The following is a question of Metric Spaces by O'Searcoid (pg 19)
Suppose $X$ is a set and $d:X×X→\mathbb{R}$. Show that $d$ is a metric on $X$ if, and only if, for all $a,b,z ∈ X$, the two conditions $d(a,b) = 0 ⇔ a = b$ and $d(a, b) ≤ d(z, a) + d(z, b)$ are both satisfied.
The the first direction seems easy to demonstrate.
If $d$ is a metric, the first condition holds by definition, and by applying symmetric, the second condition follows from the triangle inequality.
The converse statement, however, is presenting some difficulties.
From what I can see, I must now demonstrate the the two conditions imply that $d$ is positive for all $ a \ne b$ and that $d$ is symmetric.
Suppose $d$ is not symmetric. Then this contradicts the first statements, since $d(a,b) \ne d(b,a)$ and if $a=b$, than $d(a,b) = 0$ but $d(b,a) \ne 0$. This also implies the triangle inequality by applying symmetry on the second condition in the question.
What I cannot figure out is how to demonstrate $d(a,b) \ge 0$. If we allow $d$ to be negative, I do not see how this may lead to a contradiction of these statements.

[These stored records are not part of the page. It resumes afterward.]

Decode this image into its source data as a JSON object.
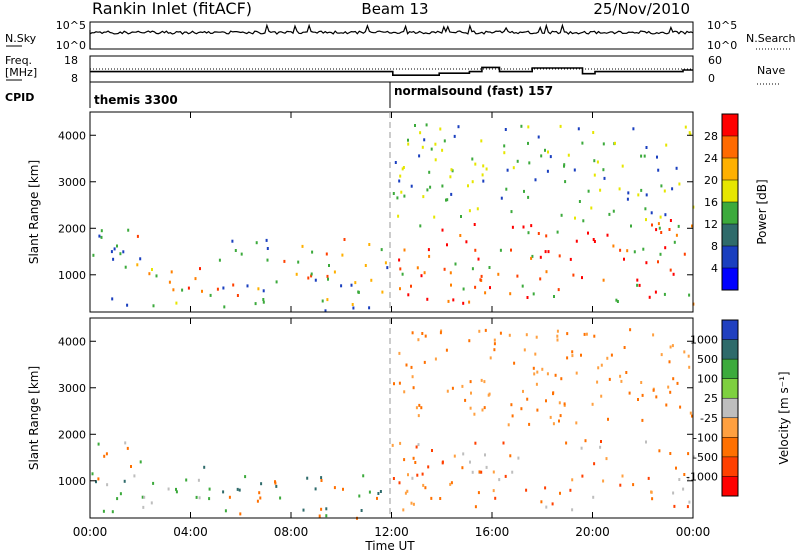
{
  "header": {
    "station": "Rankin Inlet (fitACF)",
    "beam": "Beam 13",
    "date": "25/Nov/2010"
  },
  "noise_panel": {
    "left_label": "N.Sky",
    "right_label": "N.Search",
    "ticks": [
      "10^5",
      "10^0"
    ]
  },
  "freq_panel": {
    "left_label_line1": "Freq.",
    "left_label_line2": "[MHz]",
    "left_ticks": [
      "18",
      "8"
    ],
    "right_label": "Nave",
    "right_ticks": [
      "60",
      "0"
    ],
    "freq_steps": [
      {
        "t": 0.0,
        "mhz": 12.0
      },
      {
        "t": 12.05,
        "mhz": 12.0
      },
      {
        "t": 12.05,
        "mhz": 10.6
      },
      {
        "t": 13.9,
        "mhz": 10.6
      },
      {
        "t": 13.9,
        "mhz": 11.4
      },
      {
        "t": 15.1,
        "mhz": 11.4
      },
      {
        "t": 15.1,
        "mhz": 12.0
      },
      {
        "t": 15.6,
        "mhz": 12.0
      },
      {
        "t": 15.6,
        "mhz": 13.6
      },
      {
        "t": 16.3,
        "mhz": 13.6
      },
      {
        "t": 16.3,
        "mhz": 12.0
      },
      {
        "t": 17.6,
        "mhz": 12.0
      },
      {
        "t": 17.6,
        "mhz": 13.4
      },
      {
        "t": 19.6,
        "mhz": 13.4
      },
      {
        "t": 19.6,
        "mhz": 11.2
      },
      {
        "t": 20.1,
        "mhz": 11.2
      },
      {
        "t": 20.1,
        "mhz": 12.0
      },
      {
        "t": 23.6,
        "mhz": 12.0
      },
      {
        "t": 23.6,
        "mhz": 12.6
      },
      {
        "t": 24.0,
        "mhz": 12.6
      }
    ]
  },
  "cpid": {
    "label": "CPID",
    "segments": [
      {
        "start": 0,
        "text": "themis 3300"
      },
      {
        "start": 12,
        "text": "normalsound (fast) 157"
      }
    ]
  },
  "chart_data": [
    {
      "type": "heatmap",
      "name": "power",
      "ylabel": "Slant Range [km]",
      "yticks": [
        1000,
        2000,
        3000,
        4000
      ],
      "ylim": [
        200,
        4500
      ],
      "xlim": [
        0,
        24
      ],
      "colorbar": {
        "label": "Power [dB]",
        "ticks": [
          "28",
          "24",
          "20",
          "16",
          "12",
          "8",
          "4"
        ],
        "colors": [
          "#ff0000",
          "#ff6a00",
          "#ffb000",
          "#e6e600",
          "#3caa3c",
          "#2f6b6b",
          "#1a3fbf",
          "#0000ff"
        ]
      },
      "scatter_regions": [
        {
          "t0": 0.0,
          "t1": 2.0,
          "r0": 300,
          "r1": 2000,
          "mix": [
            "#ff4000",
            "#ffb000",
            "#3caa3c",
            "#1a3fbf"
          ]
        },
        {
          "t0": 2.0,
          "t1": 4.8,
          "r0": 300,
          "r1": 1300,
          "mix": [
            "#ff2000",
            "#ff8000",
            "#e6e600",
            "#3caa3c"
          ]
        },
        {
          "t0": 5.0,
          "t1": 11.8,
          "r0": 200,
          "r1": 1800,
          "mix": [
            "#ff4000",
            "#3caa3c",
            "#1a3fbf",
            "#ffb000"
          ]
        },
        {
          "t0": 12.0,
          "t1": 24.0,
          "r0": 400,
          "r1": 2200,
          "mix": [
            "#ff0000",
            "#ff4000",
            "#ff8000",
            "#3caa3c"
          ]
        },
        {
          "t0": 12.0,
          "t1": 24.0,
          "r0": 2200,
          "r1": 4300,
          "mix": [
            "#1a3fbf",
            "#3caa3c",
            "#e6e600"
          ]
        }
      ]
    },
    {
      "type": "heatmap",
      "name": "velocity",
      "ylabel": "Slant Range [km]",
      "yticks": [
        1000,
        2000,
        3000,
        4000
      ],
      "ylim": [
        200,
        4500
      ],
      "xlim": [
        0,
        24
      ],
      "colorbar": {
        "label": "Velocity [m s⁻¹]",
        "ticks": [
          "1000",
          "500",
          "100",
          "25",
          "-25",
          "-100",
          "-500",
          "-1000"
        ],
        "colors": [
          "#2040c0",
          "#2f6b6b",
          "#3caa3c",
          "#7ed040",
          "#bebebe",
          "#ffa040",
          "#ff7000",
          "#ff4000",
          "#ff0000"
        ]
      },
      "scatter_regions": [
        {
          "t0": 0.0,
          "t1": 2.0,
          "r0": 300,
          "r1": 2000,
          "mix": [
            "#2f6b6b",
            "#3caa3c",
            "#ff7000",
            "#bebebe"
          ]
        },
        {
          "t0": 2.0,
          "t1": 4.8,
          "r0": 300,
          "r1": 1400,
          "mix": [
            "#bebebe",
            "#2f6b6b",
            "#3caa3c"
          ]
        },
        {
          "t0": 5.0,
          "t1": 11.8,
          "r0": 200,
          "r1": 1200,
          "mix": [
            "#2f6b6b",
            "#3caa3c",
            "#ff7000"
          ]
        },
        {
          "t0": 12.0,
          "t1": 24.0,
          "r0": 400,
          "r1": 1900,
          "mix": [
            "#ff7000",
            "#ff4000",
            "#ffa040",
            "#bebebe"
          ]
        },
        {
          "t0": 12.0,
          "t1": 24.0,
          "r0": 2200,
          "r1": 4300,
          "mix": [
            "#ff7000",
            "#ffa040"
          ]
        }
      ]
    }
  ],
  "x_axis": {
    "ticks": [
      "00:00",
      "04:00",
      "08:00",
      "12:00",
      "16:00",
      "20:00",
      "00:00"
    ],
    "label": "Time UT"
  }
}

One thing I thought of was, suppose $d(a,b) = 0$. Then this implies that $0 ≤ d(z, a) + d(z, b)$ and so these distance functions with $z$ must be positive. We could form any "intermediary" distance function we please regardless of the left-hand-side distance function. Thus in order to solve the triangle inequalities for all $a$ given $d(a,a)$ we require each $d$ to be positive.
Is my reasoning valid?